THE German government yesterday made its move to try and secure GM Europe for Magna, the Canadian car parts manufacturer that wants to sack 10,000 GM Europe workers, cut wages and shut down a number of plants.
Magna is in partnership with the Russian state owned Sberbank, whose consortium includes Oleg Deripaska (a one-time holiday companion of Business Secretary Peter Mandelson). Deripaska is the ex-owner of the UK LDV van company. It recently went into liquidation with the loss of 800 jobs, after the workers had followed the advice of the Unite union leaders to take a 10 per cent wage cut, to keep the plant open.
Deripaska wants to produce Opel cars in Russia, and the German government considers that Magna will go easy with car jobs in Germany, a vital matter for Chancellor Merkel just weeks before a general election.
To show goodwill, the German government announced yesterday that it was willing to loan Magna 4.5 billion euros – provided GM handed Opel over to it. The Opel Trust, controlled by the German and German states governments, announced that GM is to reach its decision today.
GM however favours Magna’s rival, the Belgian Venture capitalists RHJ. RHJ has also pledged 10,000 redundancies and plant closures, plus longer working hours and wage cuts.
It is pledging to GM that after two or three years of its rule all vestiges of trade unionism will be smashed throughout GM Europe, and that it will be then willing to sell back a profitable entity to GM. RHJ are archetypal venture capitalist raiders, of the sort that made their debut in the UK in 2005, when Texas Pacific sacked 800 Gate Gourmet workers by megaphone in the car park, after pre-preparing an‘alternative’ workforce to do their jobs – at slave labour rates. You have been warned!

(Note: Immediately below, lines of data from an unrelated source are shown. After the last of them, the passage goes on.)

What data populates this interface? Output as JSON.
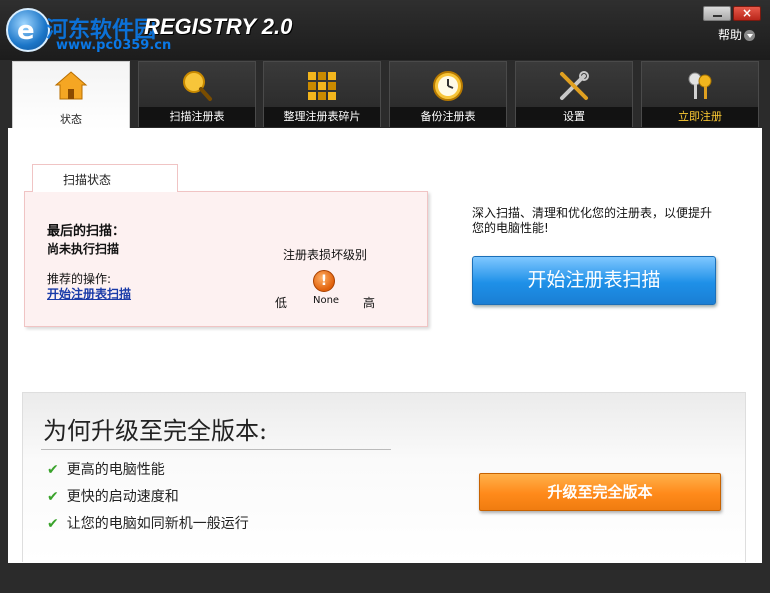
{
  "window": {
    "app_title": "REGISTRY 2.0",
    "watermark_text": "河东软件园",
    "watermark_url": "www.pc0359.cn",
    "close_glyph": "×",
    "help_label": "帮助"
  },
  "tabs": [
    {
      "label": "状态",
      "icon": "home-icon"
    },
    {
      "label": "扫描注册表",
      "icon": "magnifier-icon"
    },
    {
      "label": "整理注册表碎片",
      "icon": "defrag-blocks-icon"
    },
    {
      "label": "备份注册表",
      "icon": "clock-icon"
    },
    {
      "label": "设置",
      "icon": "tools-icon"
    },
    {
      "label": "立即注册",
      "icon": "keys-icon"
    }
  ],
  "status_panel": {
    "tab_label": "扫描状态",
    "last_scan_title": "最后的扫描：",
    "last_scan_value": "尚未执行扫描",
    "recommend_label": "推荐的操作:",
    "recommend_link": "开始注册表扫描",
    "damage_title": "注册表损坏级别",
    "level_low": "低",
    "level_high": "高",
    "level_value": "None",
    "level_icon_glyph": "!"
  },
  "promo": {
    "text": "深入扫描、清理和优化您的注册表，以便提升您的电脑性能!",
    "scan_button": "开始注册表扫描"
  },
  "upgrade": {
    "title": "为何升级至完全版本:",
    "benefits": [
      "更高的电脑性能",
      "更快的启动速度和",
      "让您的电脑如同新机一般运行"
    ],
    "check_glyph": "✔",
    "button": "升级至完全版本"
  },
  "colors": {
    "accent_blue": "#1e90e8",
    "accent_orange": "#ff8a1a",
    "register_tab": "#ffcc33"
  }
}
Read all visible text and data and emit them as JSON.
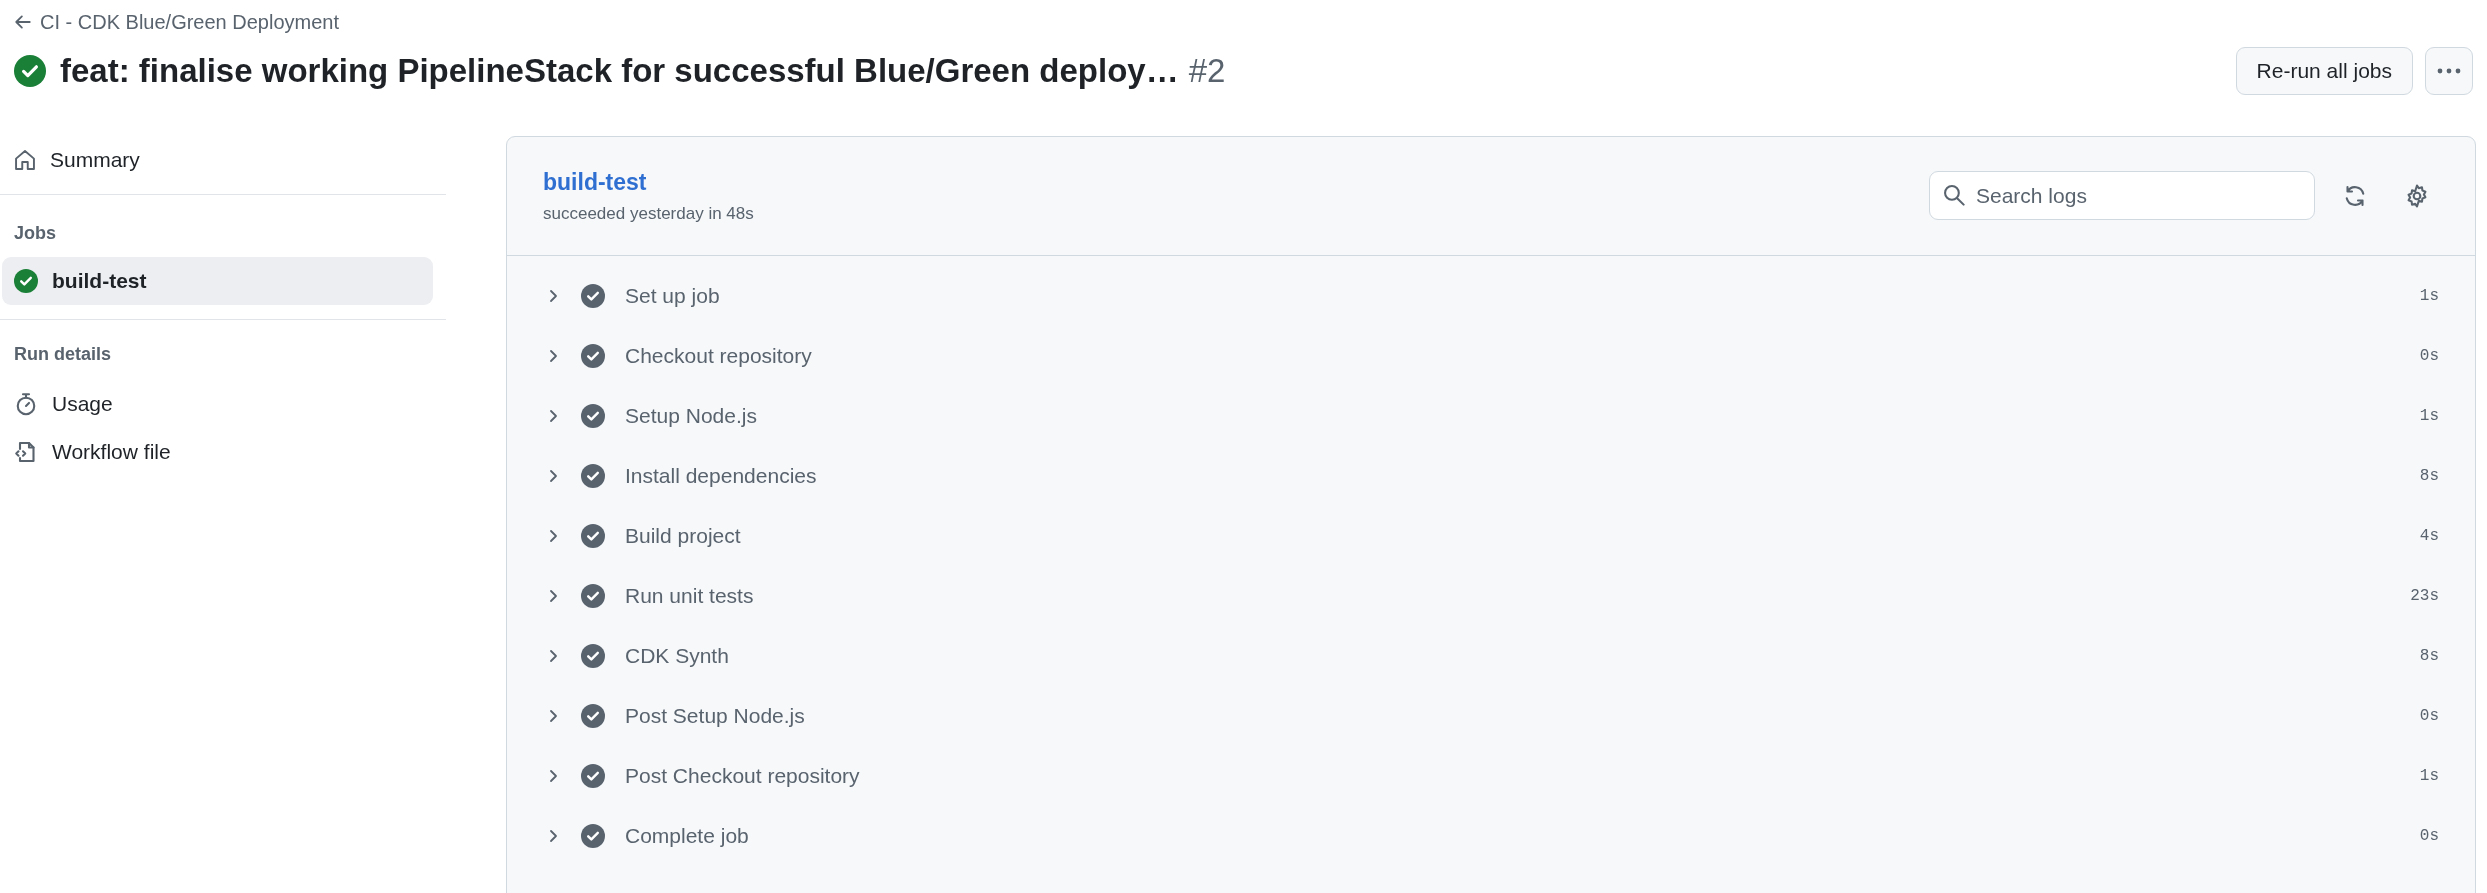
{
  "breadcrumb": "CI - CDK Blue/Green Deployment",
  "run": {
    "succeeded": true,
    "title": "feat: finalise working PipelineStack for successful Blue/Green deploy…",
    "number": "#2"
  },
  "actions": {
    "rerun": "Re-run all jobs"
  },
  "sidebar": {
    "summary": {
      "label": "Summary"
    },
    "jobs_heading": "Jobs",
    "jobs": [
      {
        "label": "build-test",
        "succeeded": true,
        "selected": true
      }
    ],
    "details_heading": "Run details",
    "details": [
      {
        "kind": "usage",
        "label": "Usage"
      },
      {
        "kind": "workflow",
        "label": "Workflow file"
      }
    ]
  },
  "job": {
    "name": "build-test",
    "subtitle": "succeeded yesterday in 48s",
    "search": {
      "placeholder": "Search logs"
    },
    "steps": [
      {
        "name": "Set up job",
        "succeeded": true,
        "duration": "1s"
      },
      {
        "name": "Checkout repository",
        "succeeded": true,
        "duration": "0s"
      },
      {
        "name": "Setup Node.js",
        "succeeded": true,
        "duration": "1s"
      },
      {
        "name": "Install dependencies",
        "succeeded": true,
        "duration": "8s"
      },
      {
        "name": "Build project",
        "succeeded": true,
        "duration": "4s"
      },
      {
        "name": "Run unit tests",
        "succeeded": true,
        "duration": "23s"
      },
      {
        "name": "CDK Synth",
        "succeeded": true,
        "duration": "8s"
      },
      {
        "name": "Post Setup Node.js",
        "succeeded": true,
        "duration": "0s"
      },
      {
        "name": "Post Checkout repository",
        "succeeded": true,
        "duration": "1s"
      },
      {
        "name": "Complete job",
        "succeeded": true,
        "duration": "0s"
      }
    ]
  }
}
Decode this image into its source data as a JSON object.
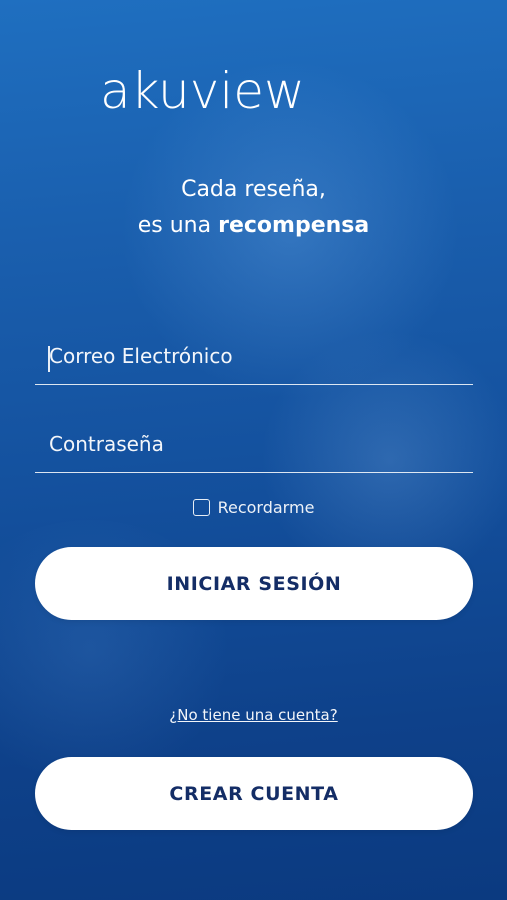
{
  "brand": {
    "logo_text": "akuview"
  },
  "tagline": {
    "line1": "Cada reseña,",
    "line2_prefix": "es una ",
    "line2_bold": "recompensa"
  },
  "form": {
    "email_placeholder": "Correo Electrónico",
    "password_placeholder": "Contraseña",
    "remember_label": "Recordarme",
    "remember_checked": false
  },
  "actions": {
    "login_label": "INICIAR SESIÓN",
    "no_account_link": "¿No tiene una cuenta?",
    "create_account_label": "CREAR CUENTA"
  },
  "colors": {
    "background_top": "#1f6fc0",
    "background_bottom": "#0b3a80",
    "button_bg": "#ffffff",
    "button_text": "#142d66"
  }
}
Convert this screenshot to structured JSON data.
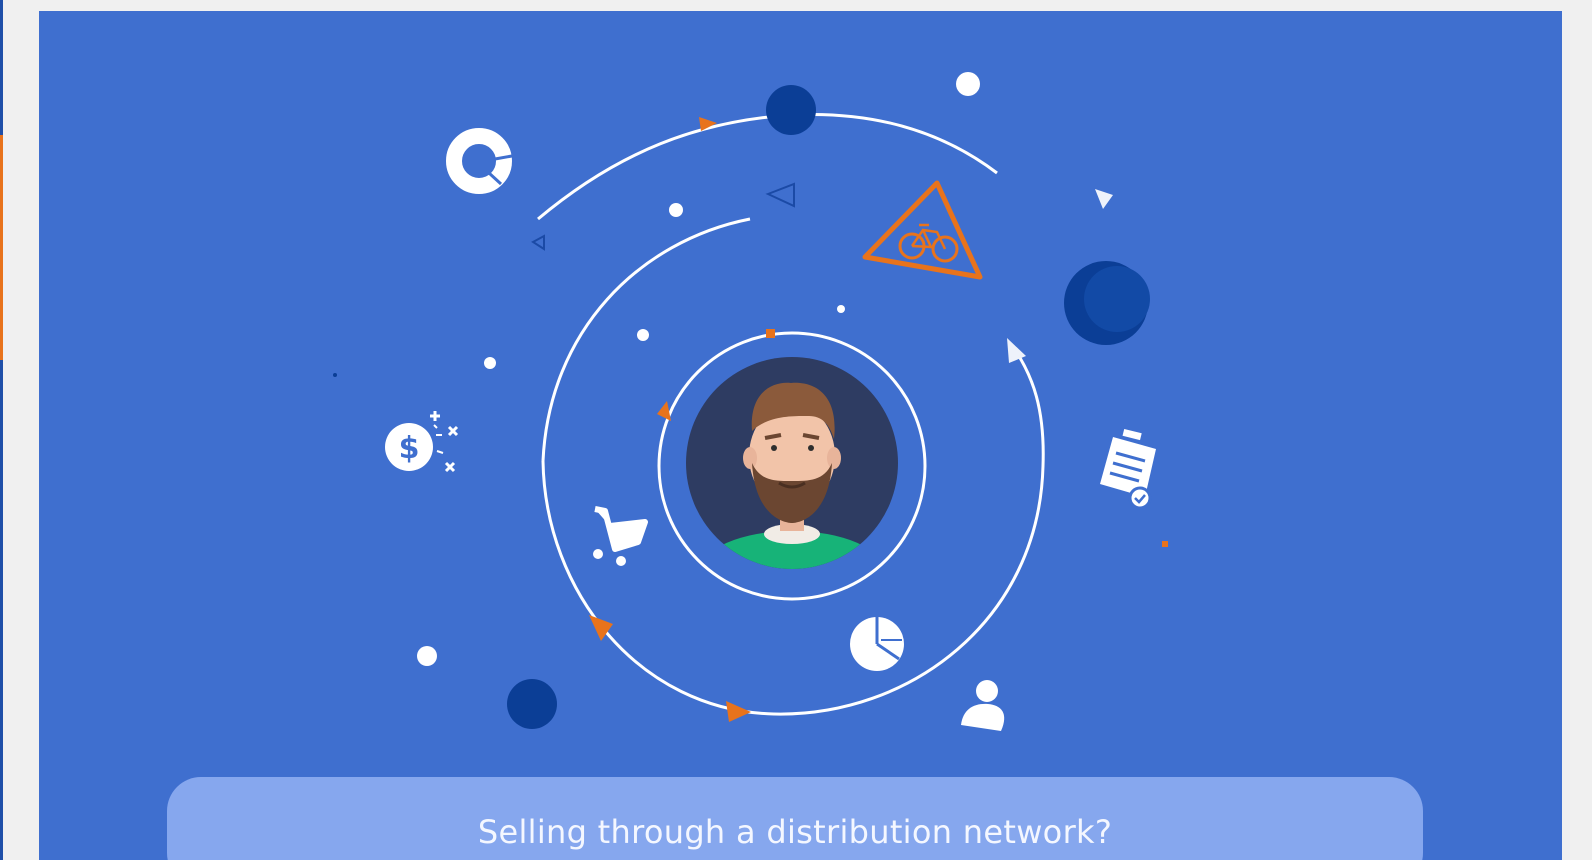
{
  "banner": {
    "question": "Selling through a distribution network?"
  },
  "colors": {
    "page_background": "#f0f0f0",
    "panel_blue": "#3f6fcf",
    "banner_blue": "#86a7ee",
    "navy": "#0b3e96",
    "accent_orange": "#e8731c",
    "white": "#ffffff"
  },
  "icons": [
    "donut-chart-icon",
    "dollar-coin-icon",
    "shopping-cart-icon",
    "pie-chart-icon",
    "user-icon",
    "checklist-document-icon",
    "bicycle-warning-icon",
    "customer-avatar"
  ]
}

The German trade unions are supporting the Magna bid on the grounds that no German plants will actually be closed, while the Unite trade union is favouring the venture capitalists, despite the experience of its Gate Gourmet members at the hands of Texas Pacific.
What is even more dastardly is that the Unite leadership have been following a policy of keeping their Luton GMM members in the dark about what is to happen to them.
Also, the Unite leaders have made it very clear that they have no intention of fighting to defend their members’ wages, jobs and basic rights. Up and down the country they have been following the policy of agreeing wage cuts and job cuts to try and keep factories open. This policy collapsed at LDV!
Their remaining policies are to oppose an occupation to keep the plant open, and to openly oppose the nationalisation of GMM Luton to save over 1,000 jobs. They are in bed with the Brown government and value their relationship with the government more than they do their members’ jobs.
After all it was Unite that gave £11 million of their members’ money to the Labour Party to prevent it from going broke – but they will not defend their members’ jobs!
Tony Woodley, the joint leader of Unite, has a track record in Luton, where workers fought the closure of Vauxhall Motors, while he agreed to its closure! Woodley and fellow Unite leader Simpson are preparing another sell-out, and they must be defeated.
Workers at GMM Luton and Ellesmere Port must demand immediate mass meetings to organise the fight to defend their jobs. They must occupy the plant to prevent its machinery being taken away. They must organise a national campaign to see it nationalised!